|
Boost : |
From: Phil Endecott (spam_from_boost_dev_at_[hidden])
Date: 2007-07-12 11:15:28
Petr Dimov wrote:
>Phil Endecott wrote:
>> overhead of about 150 bytes per node.
> After such an experience my thoughts would be less oriented towards changing
> the XML in-memory class and more towards refactoring the application to not
> build the entire XML document in memory.
Yes - but...
> this would likely mean no XSLT.
..which was exactly what I needed to do.
That brings up another question; which of these approaches do people prefer:
- Use a C++ XML library that runs on a libxml2 backend, so that it can
also use libxslt to do XSLT transformations.
- Use a standalone C++ XML library that is incompatible with libxslt,
and instead do XSLT-like transformations in C++.
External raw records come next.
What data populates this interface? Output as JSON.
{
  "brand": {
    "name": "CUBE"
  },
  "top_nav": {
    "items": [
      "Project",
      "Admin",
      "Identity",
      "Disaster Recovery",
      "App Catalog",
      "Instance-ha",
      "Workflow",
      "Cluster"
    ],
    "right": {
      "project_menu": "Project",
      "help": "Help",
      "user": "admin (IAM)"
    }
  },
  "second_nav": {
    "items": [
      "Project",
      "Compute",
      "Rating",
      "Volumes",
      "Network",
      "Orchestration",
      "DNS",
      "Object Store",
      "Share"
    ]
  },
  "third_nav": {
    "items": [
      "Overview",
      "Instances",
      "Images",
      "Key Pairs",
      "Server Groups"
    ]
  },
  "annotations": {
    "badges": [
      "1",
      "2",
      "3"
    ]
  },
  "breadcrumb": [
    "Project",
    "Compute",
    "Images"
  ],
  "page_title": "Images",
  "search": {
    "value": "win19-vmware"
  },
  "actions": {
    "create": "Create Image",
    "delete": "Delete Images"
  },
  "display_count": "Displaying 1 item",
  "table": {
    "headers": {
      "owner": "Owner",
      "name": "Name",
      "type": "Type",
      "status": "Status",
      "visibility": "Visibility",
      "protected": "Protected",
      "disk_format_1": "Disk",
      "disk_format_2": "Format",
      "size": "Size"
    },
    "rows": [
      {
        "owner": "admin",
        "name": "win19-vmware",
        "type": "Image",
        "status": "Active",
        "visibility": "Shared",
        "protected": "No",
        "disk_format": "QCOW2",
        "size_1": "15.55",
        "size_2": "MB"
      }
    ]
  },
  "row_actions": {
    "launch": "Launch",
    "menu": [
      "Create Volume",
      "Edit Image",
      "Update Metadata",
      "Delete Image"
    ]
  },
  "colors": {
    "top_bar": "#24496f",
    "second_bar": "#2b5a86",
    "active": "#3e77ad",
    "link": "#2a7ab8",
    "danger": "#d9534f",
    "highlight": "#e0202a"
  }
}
This question brings us back a bit closer to the features of Stefan's
propsal (which I think could be extended to do XSLT using libxslt). I
think that if I were starting another project of the sort that I
described before I would probably avoid XSLT - with hindsight I
overstretched it. But what would ideal C++ XML transforming (or just
XML reading) code look like? As gchen writes: "creating xml does't
seem a big problem, but writing xml-reader [..] is a time-consuming
task". Boost.Spirit can match things; can we use something vaguely
like Spirit syntax to match XML fragments, and define actions to apply
to them?
rule input = * person;
rule person = element("person")(name, birth, father, mother)
// meaning all needed but
in any order
[ // this is a Spirit-style
"action" [].
return h::html[ h::body [ // these are
declarative-XML [].
// h:: is an html element namespace
h::h1("Timeline for "+_1), // _1 refers to 'name'
above; did Spirit 2 add this?
_2, _3, _4
] ]
];
rule name = element("name")(firstname, surname)
[
return x::textnode(firstname+" "+surname);
];
etc. etc.
Maybe that could be made to work, but writing out the example above has
made me a bit less optimistic about it. How would it compare with XSLT
in terms of capabilities, performance, syntax, and so on?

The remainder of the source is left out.